The case was closed.
I had read the report of this sighting but I hadn't paid too much
attention to it because it had been "solved." But one day almost two
years later I got a telephone call at my office at Project Blue Book.
It was a master sergeant, the master sergeant who had been operating
the radar at the lab. He'd just heard that the Air Force was again
seriously investigating UFO's and he wanted to see what had been said
about the Dayton Incident. He came over, read the report, and
violently disagreed with what had been decided upon as the answer. He
said that he'd been working with radar before World War II; he'd
helped with the operational tests on the first microwave warning
radars developed early in the war by a group headed by Dr. Luis
Alvarez. He said that what he saw on that radarscope was no ice
cloud; it was some type of aircraft. He'd seen every conceivable type
of weather target on radar, he told me; thunderstorms, ice-laden
clouds, targets caused by temperature inversions, and the works. They
all had similar characteristics--the target was "fuzzy" and varied in
intensity. But in this case the target was a good, solid return and
he was convinced that it was caused by a good, solid object. And
besides, he said, when the target began to fade on his scope he had
raised the tilt of the antenna and the target came back, indicating
that whatever it was, it was climbing. Ice-laden clouds don't climb,
he commented rather bitterly.
Nor did the pilot of one of the F-51's agree with the ATIC analysis.

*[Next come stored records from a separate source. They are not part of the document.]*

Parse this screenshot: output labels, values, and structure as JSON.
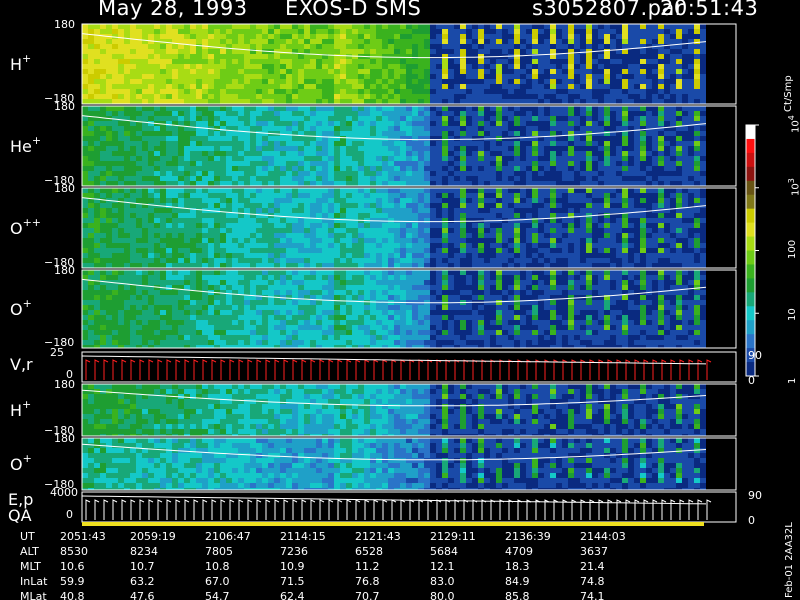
{
  "header": {
    "date": "May 28, 1993",
    "instrument": "EXOS-D SMS",
    "file": "s3052807.par",
    "time": "20:51:43"
  },
  "colorbar": {
    "unit": "Ct/Smp",
    "ticks": [
      {
        "label": "1",
        "value": 1
      },
      {
        "label": "10",
        "value": 10
      },
      {
        "label": "100",
        "value": 100
      },
      {
        "label": "10",
        "sup": "3",
        "value": 1000
      },
      {
        "label": "10",
        "sup": "4",
        "value": 10000
      }
    ],
    "colors": [
      "#0a2a80",
      "#1a4aa8",
      "#2a74c8",
      "#1fa0c8",
      "#14c8c8",
      "#18a878",
      "#1e9e32",
      "#3ab21e",
      "#6ecc16",
      "#a8dc14",
      "#e0e020",
      "#cccc00",
      "#807818",
      "#685414",
      "#8c1410",
      "#cc1010",
      "#ff1010",
      "#ffffff"
    ]
  },
  "chart_data": [
    {
      "type": "heatmap",
      "panel": "H+",
      "label": "H",
      "label_sup": "+",
      "ymax_label": "180",
      "ymin_label": "−180",
      "ylim": [
        -180,
        180
      ],
      "intensity": "high"
    },
    {
      "type": "heatmap",
      "panel": "He+",
      "label": "He",
      "label_sup": "+",
      "ymax_label": "180",
      "ymin_label": "−180",
      "ylim": [
        -180,
        180
      ],
      "intensity": "medium"
    },
    {
      "type": "heatmap",
      "panel": "O++",
      "label": "O",
      "label_sup": "++",
      "ymax_label": "180",
      "ymin_label": "−180",
      "ylim": [
        -180,
        180
      ],
      "intensity": "medium"
    },
    {
      "type": "heatmap",
      "panel": "O+",
      "label": "O",
      "label_sup": "+",
      "ymax_label": "180",
      "ymin_label": "−180",
      "ylim": [
        -180,
        180
      ],
      "intensity": "medium"
    },
    {
      "type": "line",
      "panel": "V,r",
      "label": "V,r",
      "ymax_label": "25",
      "ymin_label": "0",
      "right_top": "90",
      "right_bottom": "0"
    },
    {
      "type": "heatmap",
      "panel": "H+ (2)",
      "label": "H",
      "label_sup": "+",
      "ymax_label": "180",
      "ymin_label": "−180",
      "ylim": [
        -180,
        180
      ],
      "intensity": "medium"
    },
    {
      "type": "heatmap",
      "panel": "O+ (2)",
      "label": "O",
      "label_sup": "+",
      "ymax_label": "180",
      "ymin_label": "−180",
      "ylim": [
        -180,
        180
      ],
      "intensity": "low"
    },
    {
      "type": "line",
      "panel": "E,p QA",
      "label": "E,p",
      "label2": "QA",
      "ymax_label": "4000",
      "ymin_label": "0",
      "right_top": "90",
      "right_bottom": "0"
    }
  ],
  "orbit_table": {
    "rows": [
      {
        "name": "UT",
        "values": [
          "2051:43",
          "2059:19",
          "2106:47",
          "2114:15",
          "2121:43",
          "2129:11",
          "2136:39",
          "2144:03"
        ]
      },
      {
        "name": "ALT",
        "values": [
          "8530",
          "8234",
          "7805",
          "7236",
          "6528",
          "5684",
          "4709",
          "3637"
        ]
      },
      {
        "name": "MLT",
        "values": [
          "10.6",
          "10.7",
          "10.8",
          "10.9",
          "11.2",
          "12.1",
          "18.3",
          "21.4"
        ]
      },
      {
        "name": "InLat",
        "values": [
          "59.9",
          "63.2",
          "67.0",
          "71.5",
          "76.8",
          "83.0",
          "84.9",
          "74.8"
        ]
      },
      {
        "name": "MLat",
        "values": [
          "40.8",
          "47.6",
          "54.7",
          "62.4",
          "70.7",
          "80.0",
          "85.8",
          "74.1"
        ]
      }
    ]
  },
  "stamp": "Feb-01 2AA32L"
}
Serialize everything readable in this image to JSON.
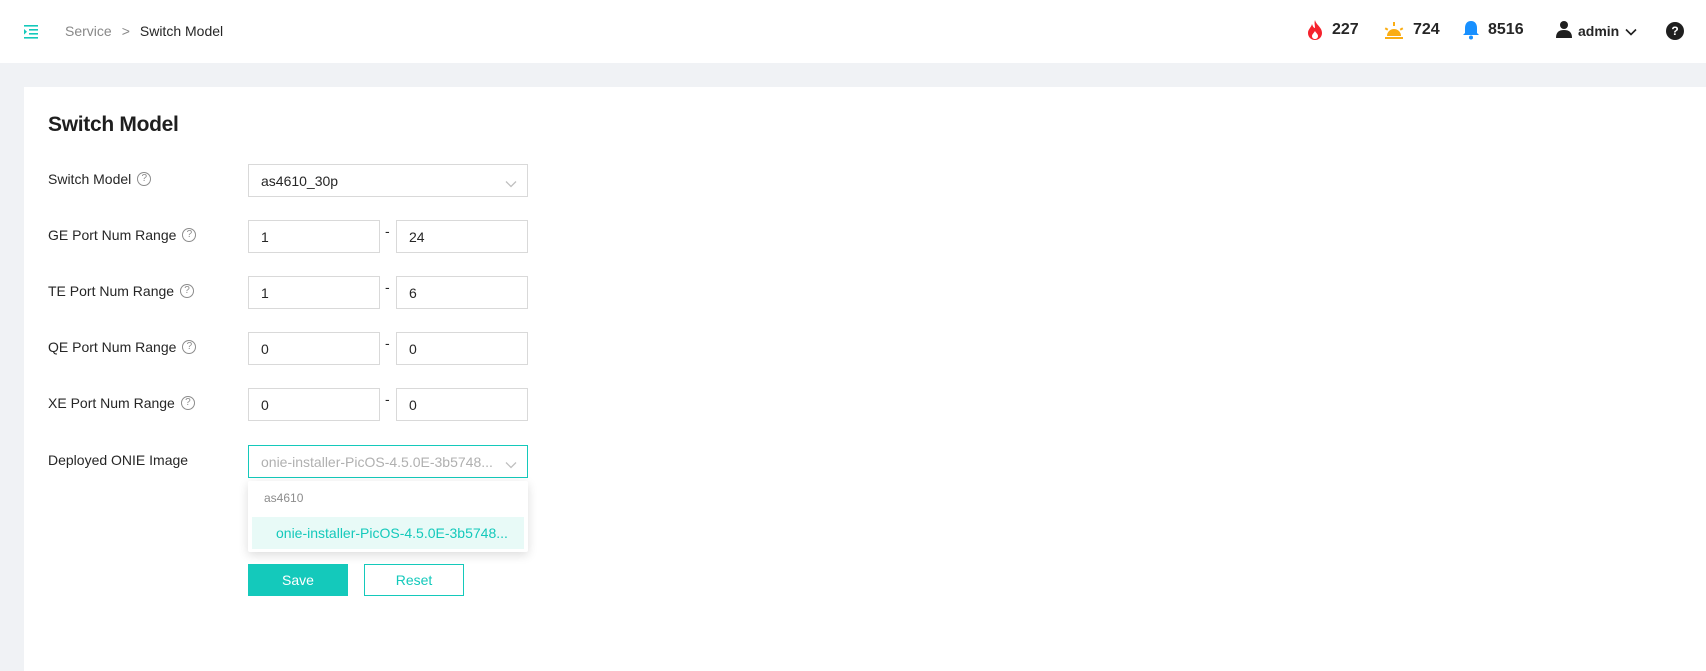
{
  "header": {
    "breadcrumb": {
      "parent": "Service",
      "separator": ">",
      "current": "Switch Model"
    },
    "stats": [
      {
        "icon": "fire-icon",
        "value": "227",
        "color": "#f5222d"
      },
      {
        "icon": "sun-alert-icon",
        "value": "724",
        "color": "#faad14"
      },
      {
        "icon": "bell-icon",
        "value": "8516",
        "color": "#1890ff"
      }
    ],
    "user": {
      "name": "admin",
      "icon": "user-icon"
    },
    "help": "?"
  },
  "page": {
    "title": "Switch Model"
  },
  "form": {
    "switch_model": {
      "label": "Switch Model",
      "value": "as4610_30p"
    },
    "ge_range": {
      "label": "GE Port Num Range",
      "from": "1",
      "to": "24"
    },
    "te_range": {
      "label": "TE Port Num Range",
      "from": "1",
      "to": "6"
    },
    "qe_range": {
      "label": "QE Port Num Range",
      "from": "0",
      "to": "0"
    },
    "xe_range": {
      "label": "XE Port Num Range",
      "from": "0",
      "to": "0"
    },
    "range_separator": "-",
    "onie_image": {
      "label": "Deployed ONIE Image",
      "placeholder": "onie-installer-PicOS-4.5.0E-3b5748..."
    }
  },
  "dropdown": {
    "group_label": "as4610",
    "options": [
      "onie-installer-PicOS-4.5.0E-3b5748..."
    ]
  },
  "actions": {
    "save": "Save",
    "reset": "Reset"
  },
  "colors": {
    "accent": "#14c9bb",
    "background": "#f0f2f5"
  }
}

The pilot who had been leading the two-ship flight of F-51's on that
day told me that what he saw was no planet. While he and his wing man
were climbing, and before the clouds obscured it, they both got a
good look at the UFO, and it was getting bigger and more distinct all
the time. As they climbed, the light began to take on a shape; it was
definitely round. And if it had been Venus it should have been in the
same part of the sky the next day, but the pilot said that he'd
looked and it wasn't there. The ATIC report doesn't mention this point.